Junto a isso, o tratamento não medicamentoso e não cirúrgico é muito útil e eficaz, na avaliação do especialista. “Temos evidências muito boas e robustas mostrando que a atividade física, principalmente no início da doença, é tão boa quanto o uso de medicação. Quando se usa em conjunto o remédio e a atividade física, o paciente tem uma evolução mais favorável, evitando complicações. Sugerimos as atividades que sejam possíveis e, de preferência, supervisionada, para que a pessoa também não se machuque. Percebemos que quanto mais o paciente gosta daquela atividade física, mais ele se engaja e se interessa por fazer e não parar. A dança é uma delas, há estudos de doença de Parkinson mostrando um efeito positivo dela e também pode ser bem útil para os pacientes”.

Projeto cria metodologia de dança

A Universidade Federal do Pará (UFPA) tem um projeto que propõe aulas terapêuticas de dança para quem tem Mal de Parkinson: o Grupo Parkinson de Pesquisa e Extensão. Semanalmente, às terças e quintas-feiras, os alunos interessados se reúnem para momentos de descontração por meio da dança, brincadeiras, jogos e conversas. Para se inscrever basta entrar no site www.grupoparkinson.org e preencher o cadastro a qualquer momento – após isso a equipe faz uma avaliação e inclui o paciente no grupo. Os pacientes que ingressam podem participar por tempo indeterminado.

Coordenadora da iniciativa e professora da instituição, Lane Krejcova explica que, na área da pesquisa, os estudiosos tentam encontrar respostas para questões pontuais, a exemplo de saber até que ponto é possível retardar alguns dos sintomas da doença durante a progressão. Enquanto isso, na extensão, há uma troca com a comunidade: o atendimento clínico no âmbito nutricional, psicológico, neuropsiquiátrico, fisioterapêutico e outros, e por meio da própria terapia em dança, desenvolvida justamente para os sintomas da pessoa com Parkinson, já que várias alterações no corpo são características da doença.

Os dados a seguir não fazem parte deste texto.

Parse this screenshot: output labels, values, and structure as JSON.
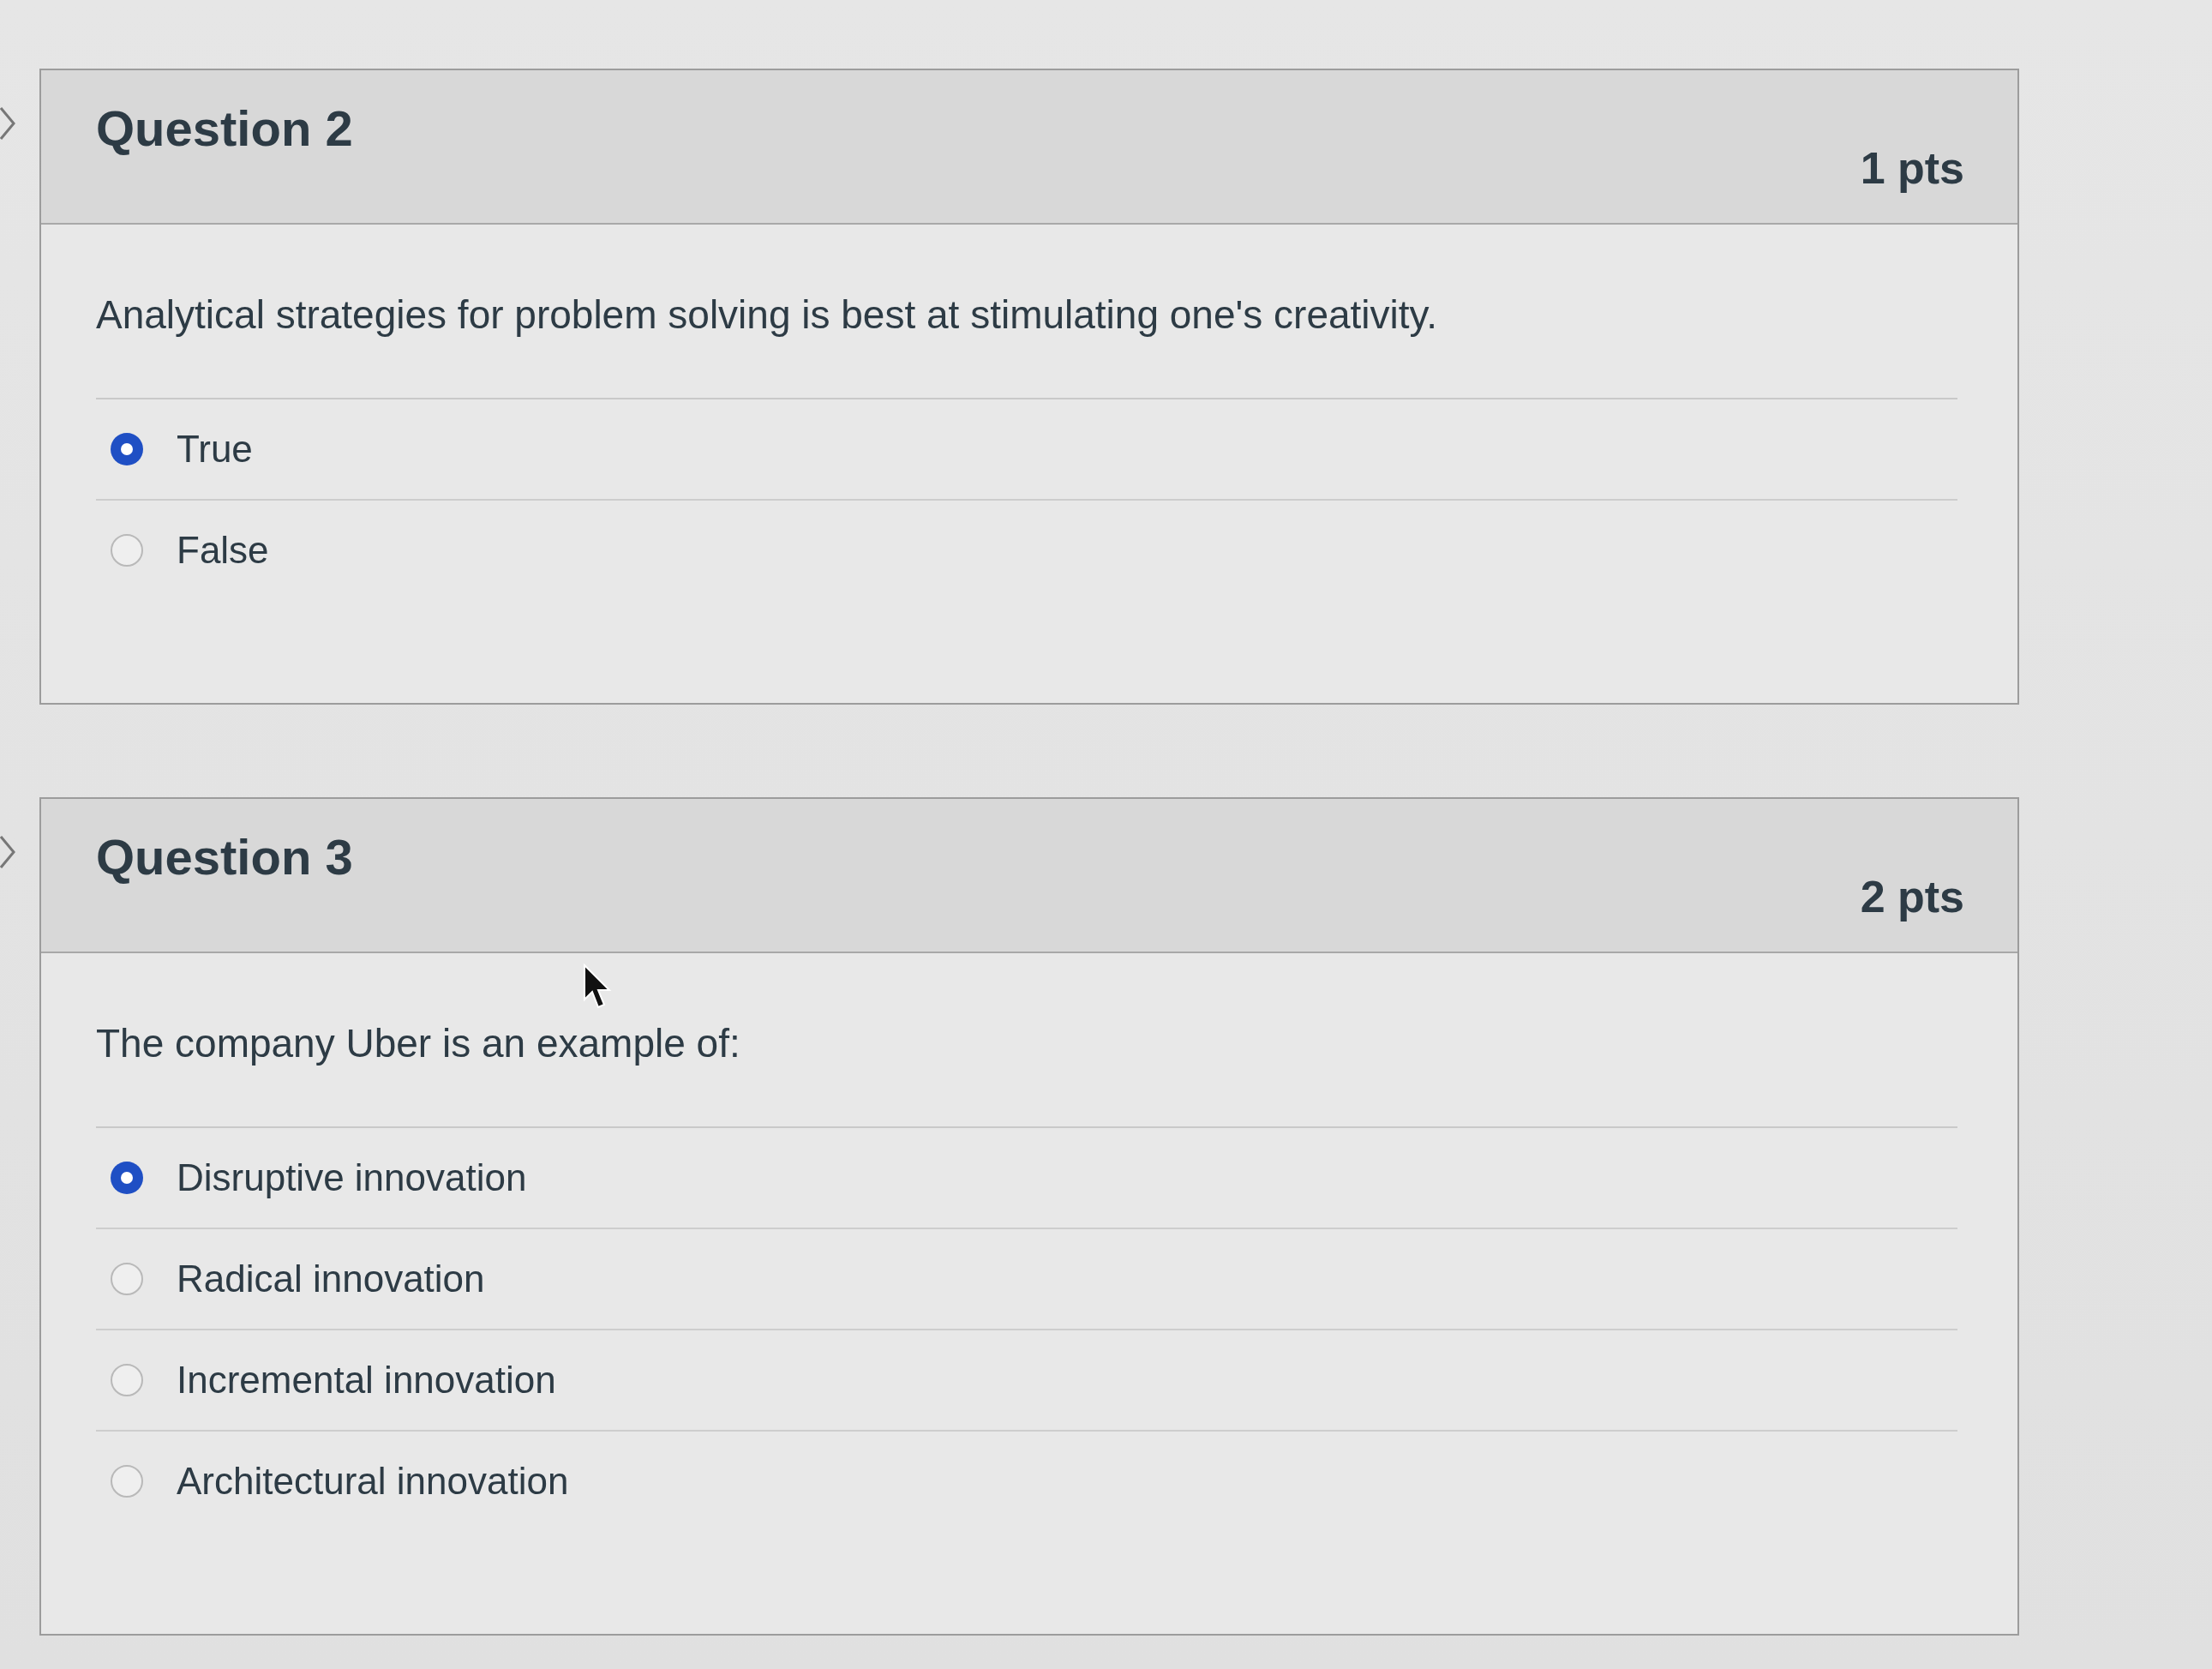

“Nós já temos alguns resultados experimentais. Trabalhamos desde 2015, temos até trabalhos publicados que demonstram que temos uma redução muito significativa da apresentação de quadros de depressão, apatia e até a manutenção do nível cognitivo das pessoas, já que a dança tem um estímulo cognitivo em relação às questões motoras, como a postura, o equilíbrio, a marcha, que são muito características da doença. Conseguimos retardar um pouco e amenizar esses sintomas por meio dessa prática”, afirma.

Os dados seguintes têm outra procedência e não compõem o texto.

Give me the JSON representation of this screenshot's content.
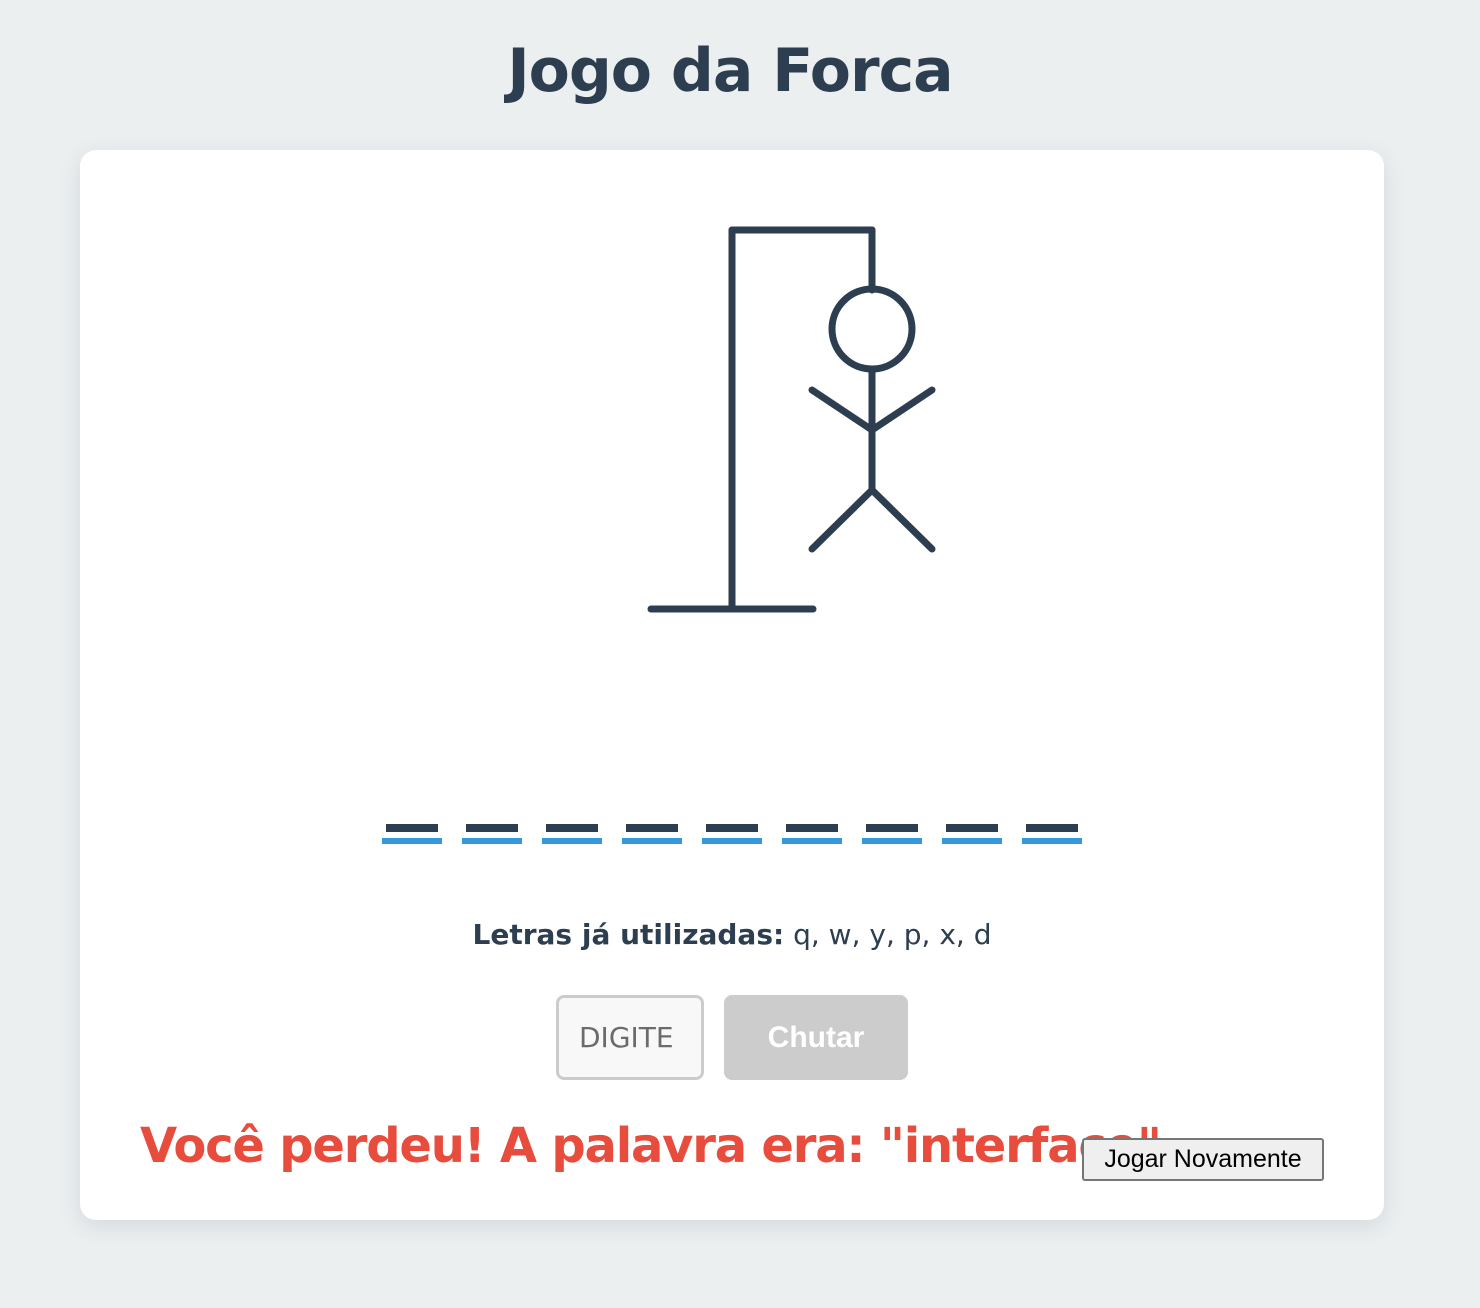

Um dos sintomas do Mal de Parkinson, segundo Lane, é que aos poucos o paciente vai diminuindo as possibilidades de socialização, algo importante tanto para o físico como para o mental. Na dança, além de uma terapia, os participantes também têm uma oportunidade de socialização, de fazer amigos, de estarem presentes junto com pessoas que compartilham das mesmas histórias, dos mesmos problemas e isso se torna algo positivo para a saúde mental. Este, inclusive, é sempre um dos primeiros resultados percebidos pelo grupo nos pacientes.

A professora de dança Savana dos Santos ressalta que a metodologia terapêutica usada no grupo trabalha vários pontos importantes para o tratamento, como a parte cognitiva e também a socialização, que são muito atingidas pelo Mal de Parkinson. “Usamos essa metodologia como uma terapia para tirar eles dessa ida e vinda de hospital. Aqui é um momento para eles melhorarem a condição, mas, ao mesmo tempo, se divertirem e esquecerem um pouco de que se trata de uma doença. Eles se divertem e se sentem gratificados, assim como nós, professores”, relata.

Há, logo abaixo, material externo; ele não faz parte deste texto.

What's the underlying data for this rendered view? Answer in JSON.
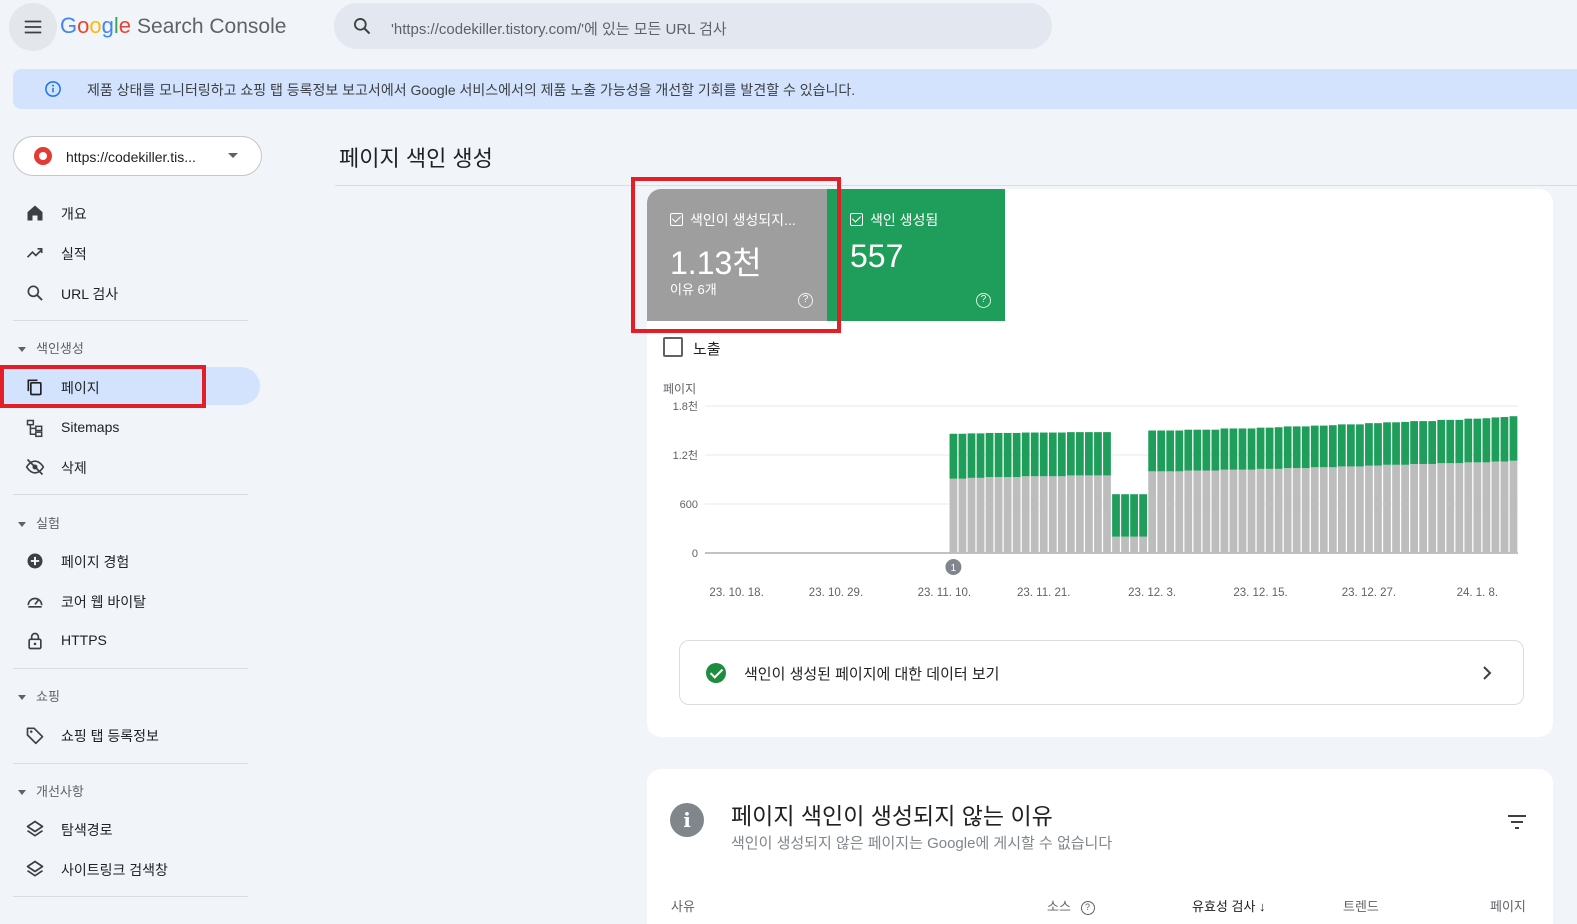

Os únicos requisitos para participar são: ter o diagnóstico de Parkinson; e estar em tratamento farmacológico. “Nós não substituímos o tratamento do neurologista, então o paciente tem que estar em tratamento e tem que ser acompanhado pelo médico. Oferecemos uma terapia adjuvante, ou seja, ela vai permanecer com seu tratamento farmacológico, com o seu acompanhamento neurológico e nós vamos auxiliar nesse processo terapêutico”, conta a coordenadora do projeto.

Uma vez ao ano, ao menos, uma equipe multidisciplinar, formada por professores, educadores físicos, fisioterapeutas, nutricionistas, psicólogos e terapeutas ocupacionais, faz um acompanhamento clínico por meio de avaliações para saber como os pacientes estão progredindo em cada um desses sintomas.